In a new report resulting from a survey conducted by UNCTAD for its East Africa regional programme, it was established that organic farming offers an excellent and lucrative export opportunity for the region but access to finance is harder to come by than five years ago.
“An example of the opportunity comes from an East African regional programme, which saw the region's organic exports grow from $4.6 million in 2002/03 to $35 million in 2009/10,” the UNCTAD report said quoting International Federation of Organic Agriculture Movements’ data.
The programme led to a common regional organic standard and significantly increased crop yields in Burundi, Kenya, Rwanda, Uganda and Tanzania, the report noted.
But the survey also found out that despite such success stories, almost a quarter (23 percent) of organic farmers, exporters and experts from 16 African countries said they felt that access to financing had become more restrictive in the last five years. In the same survey, 64 percent said the situation had not changed while just 13 percent said access to funding had improved.
"Based on our survey, the most critical areas in terms of the need for external funding highlighted by stakeholders in organic agriculture were certification, the organization of smallholder farmers into production groups, marketing, and the purchase of equipment," authors of the report, Malick Kane and Henrique Pacini wrote.
"Unfortunately these are precisely the areas for which respondents said financing was becoming scarcer," added Kane.

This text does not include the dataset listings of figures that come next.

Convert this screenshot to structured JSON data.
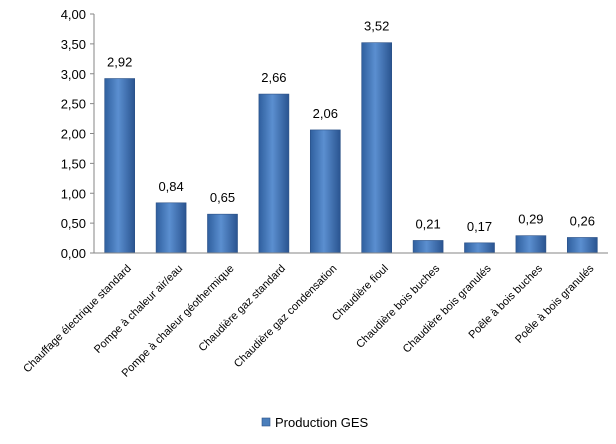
{
  "chart_data": {
    "type": "bar",
    "categories": [
      "Chauffage électrique standard",
      "Pompe à chaleur air/eau",
      "Pompe à chaleur géothermique",
      "Chaudière gaz standard",
      "Chaudière gaz condensation",
      "Chaudière fioul",
      "Chaudière bois buches",
      "Chaudière bois granulés",
      "Poêle à bois buches",
      "Poêle à bois granulés"
    ],
    "series": [
      {
        "name": "Production GES",
        "values": [
          2.92,
          0.84,
          0.65,
          2.66,
          2.06,
          3.52,
          0.21,
          0.17,
          0.29,
          0.26
        ],
        "labels": [
          "2,92",
          "0,84",
          "0,65",
          "2,66",
          "2,06",
          "3,52",
          "0,21",
          "0,17",
          "0,29",
          "0,26"
        ],
        "color": "#4a7ebb"
      }
    ],
    "yticks": [
      "0,00",
      "0,50",
      "1,00",
      "1,50",
      "2,00",
      "2,50",
      "3,00",
      "3,50",
      "4,00"
    ],
    "ylim": [
      0,
      4
    ],
    "grid": false,
    "legend_position": "bottom",
    "axis_color": "#868686"
  }
}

Funding for Africa's agriculture in general has come under pressure in recent years, falling to an average of 2.7 percent of national budgets in 2013 according to the Food and Agriculture Organization of the UN. This happened despite a 2003 African Union commitment to allocate 10 percent of national budgets to this area.
Further, the share of commercial credit made available for agriculture in Africa also fell to an average of 2.8 percent in the same year, while the global average is 5.8 percent. Specialist organic farmers looking for financing have seen knock-on effects, despite the premiums they can charge to export their goods to lucrative rich markets.
"With regard to price premiums, significant variations have been recorded depending on the commercialized crops, periods and markets," Pacini said, but based on available estimates, premiums for organic products can range between 10 to 100 percent of the price of conventional varieties.
"These premiums play an important role in the profitability of organic crops as they compensate for additional costs incurred by organic farmers, such as those arising from compliance to organic practices and certification," he said.
While established organic exports like coffee and cocoa benefit most from the access to finance, the UNCTAD paper notes that crops like organic pineapples, mangoes, bananas and even potatoes have enormous export potential.
"Our work highlights the fact that limited credit-guarantee mechanisms and insufficient capacity of commercial banks to integrate the specifics of organic agriculture are major hindrances on the ability of organic farmers and exporters to finance their activities in Africa," noted Kane.
Pacini added: "In view of the current situation, we strongly advocate for a coordinated effort to improve the data collected about both the domestic and export value of organic products so that a better business case for organic agriculture can be made in Africa."